Oireachtas Joint and Select Committees

Wednesday, 20 September 2017

Committee on Budgetary Oversight

Ex-ante Scrutiny of Budget 2018: Nevin Economic Research Institute, Irish Congress of Trade Unions, Irish Tax Institute and Chambers Ireland

9:00 am

Dr. Tom McDonnell:

There has been a great deal of research from the United States on this issue. It is probably fruitless to look at cross-country comparisons because the marginal tax rate is one of thousands of factors that affect employment rates within countries. It is more useful to look at a single country over time. In the United States, there have been fairly dramatic increases and decreases in the marginal tax rate over more than a century. Over that time, there has been no relationship between marginal tax rates and economic growth or employment growth. In fact, the golden era of the United States between 1945 and 1973 was the period when marginal tax rates were at their highest. That is a fact, but it does not mean there is a causative relationship. The literature suggests that whether a country has a tax burden of 20%, as it is in the United States, or of 50% to 55%, as it is in Denmark, makes very little overall difference to economic growth in the long run.

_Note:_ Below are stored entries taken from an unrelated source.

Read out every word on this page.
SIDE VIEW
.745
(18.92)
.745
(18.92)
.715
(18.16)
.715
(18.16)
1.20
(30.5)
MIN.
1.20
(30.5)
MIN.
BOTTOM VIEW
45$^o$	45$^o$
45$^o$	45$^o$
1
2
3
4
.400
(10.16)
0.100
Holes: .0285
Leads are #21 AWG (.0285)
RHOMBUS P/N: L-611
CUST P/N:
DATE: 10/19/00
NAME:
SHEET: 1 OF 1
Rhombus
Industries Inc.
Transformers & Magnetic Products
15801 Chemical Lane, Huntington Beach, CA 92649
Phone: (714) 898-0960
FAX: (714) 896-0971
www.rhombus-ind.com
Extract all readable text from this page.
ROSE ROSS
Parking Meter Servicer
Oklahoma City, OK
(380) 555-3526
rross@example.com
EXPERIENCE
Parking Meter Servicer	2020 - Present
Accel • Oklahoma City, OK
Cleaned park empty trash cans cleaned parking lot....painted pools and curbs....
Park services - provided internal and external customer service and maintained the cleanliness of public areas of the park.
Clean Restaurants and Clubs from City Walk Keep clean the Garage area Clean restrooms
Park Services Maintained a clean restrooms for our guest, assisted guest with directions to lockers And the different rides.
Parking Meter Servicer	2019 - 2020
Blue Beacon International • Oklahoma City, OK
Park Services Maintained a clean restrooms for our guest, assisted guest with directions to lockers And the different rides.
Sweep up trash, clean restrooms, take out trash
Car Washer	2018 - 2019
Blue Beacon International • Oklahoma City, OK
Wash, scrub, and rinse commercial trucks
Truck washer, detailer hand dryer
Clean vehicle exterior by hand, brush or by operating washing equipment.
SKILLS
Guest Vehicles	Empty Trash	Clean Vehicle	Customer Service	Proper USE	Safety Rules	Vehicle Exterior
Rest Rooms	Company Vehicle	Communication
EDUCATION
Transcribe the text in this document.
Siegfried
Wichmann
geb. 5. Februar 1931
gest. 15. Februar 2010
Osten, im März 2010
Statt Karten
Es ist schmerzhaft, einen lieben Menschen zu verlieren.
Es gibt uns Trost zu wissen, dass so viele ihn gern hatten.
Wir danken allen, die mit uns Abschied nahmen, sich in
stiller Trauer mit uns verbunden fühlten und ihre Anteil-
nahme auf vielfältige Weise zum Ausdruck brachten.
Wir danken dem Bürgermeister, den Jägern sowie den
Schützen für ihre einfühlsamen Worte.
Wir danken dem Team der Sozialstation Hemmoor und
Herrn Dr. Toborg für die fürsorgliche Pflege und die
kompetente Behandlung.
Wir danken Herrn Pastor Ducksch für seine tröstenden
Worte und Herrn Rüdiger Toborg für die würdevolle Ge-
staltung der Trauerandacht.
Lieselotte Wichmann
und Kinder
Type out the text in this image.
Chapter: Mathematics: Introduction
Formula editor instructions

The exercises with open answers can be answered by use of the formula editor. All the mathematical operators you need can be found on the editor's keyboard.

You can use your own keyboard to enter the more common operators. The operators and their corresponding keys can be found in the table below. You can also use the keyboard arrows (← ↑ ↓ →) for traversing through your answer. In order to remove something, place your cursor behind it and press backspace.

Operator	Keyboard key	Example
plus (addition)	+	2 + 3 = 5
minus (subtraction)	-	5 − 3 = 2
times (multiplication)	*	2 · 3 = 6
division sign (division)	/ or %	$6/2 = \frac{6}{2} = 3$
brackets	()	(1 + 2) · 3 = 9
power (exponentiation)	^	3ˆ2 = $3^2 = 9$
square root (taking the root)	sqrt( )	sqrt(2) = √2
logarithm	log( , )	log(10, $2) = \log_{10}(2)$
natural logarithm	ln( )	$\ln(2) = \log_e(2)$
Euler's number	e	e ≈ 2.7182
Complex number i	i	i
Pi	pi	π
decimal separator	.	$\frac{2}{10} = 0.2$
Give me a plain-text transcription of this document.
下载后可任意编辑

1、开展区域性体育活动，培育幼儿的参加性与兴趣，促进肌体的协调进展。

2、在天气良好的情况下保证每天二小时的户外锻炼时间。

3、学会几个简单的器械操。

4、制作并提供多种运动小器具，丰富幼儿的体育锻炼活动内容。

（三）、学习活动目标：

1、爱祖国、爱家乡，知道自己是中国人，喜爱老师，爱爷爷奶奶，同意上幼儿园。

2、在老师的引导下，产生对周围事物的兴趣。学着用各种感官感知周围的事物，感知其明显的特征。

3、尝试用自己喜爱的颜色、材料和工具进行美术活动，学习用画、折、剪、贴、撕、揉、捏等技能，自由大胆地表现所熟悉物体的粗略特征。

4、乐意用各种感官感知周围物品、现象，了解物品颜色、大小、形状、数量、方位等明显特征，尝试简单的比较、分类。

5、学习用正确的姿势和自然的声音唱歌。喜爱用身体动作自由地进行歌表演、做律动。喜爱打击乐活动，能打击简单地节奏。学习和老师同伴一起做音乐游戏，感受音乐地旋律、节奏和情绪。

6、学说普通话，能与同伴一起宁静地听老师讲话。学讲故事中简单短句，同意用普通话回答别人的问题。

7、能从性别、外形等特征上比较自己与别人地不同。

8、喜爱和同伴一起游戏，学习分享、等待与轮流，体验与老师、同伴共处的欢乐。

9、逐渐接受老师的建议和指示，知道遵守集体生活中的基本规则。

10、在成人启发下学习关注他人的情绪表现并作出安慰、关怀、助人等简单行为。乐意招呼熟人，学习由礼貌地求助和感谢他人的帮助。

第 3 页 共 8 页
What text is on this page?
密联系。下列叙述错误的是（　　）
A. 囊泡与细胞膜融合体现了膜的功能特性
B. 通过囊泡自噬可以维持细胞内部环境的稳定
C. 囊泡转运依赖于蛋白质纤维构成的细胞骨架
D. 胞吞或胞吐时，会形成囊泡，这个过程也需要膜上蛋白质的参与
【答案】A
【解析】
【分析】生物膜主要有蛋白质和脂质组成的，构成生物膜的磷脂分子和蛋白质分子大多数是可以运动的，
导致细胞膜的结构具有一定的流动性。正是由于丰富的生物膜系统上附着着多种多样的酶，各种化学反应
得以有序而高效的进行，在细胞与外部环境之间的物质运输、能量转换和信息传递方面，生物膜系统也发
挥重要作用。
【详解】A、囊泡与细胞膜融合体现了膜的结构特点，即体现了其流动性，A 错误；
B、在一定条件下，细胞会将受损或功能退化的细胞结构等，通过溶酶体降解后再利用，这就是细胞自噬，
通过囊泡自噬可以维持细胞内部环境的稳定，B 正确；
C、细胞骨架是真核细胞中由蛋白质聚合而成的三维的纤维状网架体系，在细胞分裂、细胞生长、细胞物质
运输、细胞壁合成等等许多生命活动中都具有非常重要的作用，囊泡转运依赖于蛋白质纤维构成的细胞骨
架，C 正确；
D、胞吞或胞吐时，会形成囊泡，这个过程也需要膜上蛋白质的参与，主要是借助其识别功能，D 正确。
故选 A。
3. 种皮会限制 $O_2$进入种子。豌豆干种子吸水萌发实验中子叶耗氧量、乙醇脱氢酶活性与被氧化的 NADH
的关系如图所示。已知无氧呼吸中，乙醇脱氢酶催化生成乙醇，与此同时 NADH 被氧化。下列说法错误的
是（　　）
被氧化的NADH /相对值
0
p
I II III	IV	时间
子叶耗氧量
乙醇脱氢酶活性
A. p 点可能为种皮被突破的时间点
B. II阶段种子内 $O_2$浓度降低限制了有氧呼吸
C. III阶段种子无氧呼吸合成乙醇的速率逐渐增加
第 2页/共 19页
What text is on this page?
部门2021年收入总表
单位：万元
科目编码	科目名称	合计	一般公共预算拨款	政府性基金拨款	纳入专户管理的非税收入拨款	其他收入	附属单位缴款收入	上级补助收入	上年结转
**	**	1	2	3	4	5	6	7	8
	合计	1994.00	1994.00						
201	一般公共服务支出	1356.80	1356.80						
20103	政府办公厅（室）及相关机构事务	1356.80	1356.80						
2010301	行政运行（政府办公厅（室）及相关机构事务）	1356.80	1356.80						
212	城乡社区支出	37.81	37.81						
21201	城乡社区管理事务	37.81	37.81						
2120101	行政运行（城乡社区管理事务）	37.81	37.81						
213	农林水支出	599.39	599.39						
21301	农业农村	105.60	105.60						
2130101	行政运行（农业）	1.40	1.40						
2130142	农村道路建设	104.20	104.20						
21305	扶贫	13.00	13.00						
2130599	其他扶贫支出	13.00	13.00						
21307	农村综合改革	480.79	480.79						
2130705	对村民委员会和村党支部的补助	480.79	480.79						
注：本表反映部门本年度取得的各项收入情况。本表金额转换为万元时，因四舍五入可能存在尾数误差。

While the composition is obviously important, other factors, including the productivity of the economy, are much more relevant. Therefore, our emphasis is on things like child care, education, infrastructure and research and development, which are the things that will generate long-run economic growth and the accruals in well-being and quality of life that will follow. The marginal tax rate kicks in at a very low point in Ireland. That is correct. It is just a fact. However, the effective rate is not high. It is low because we have a very generous system of tax credits.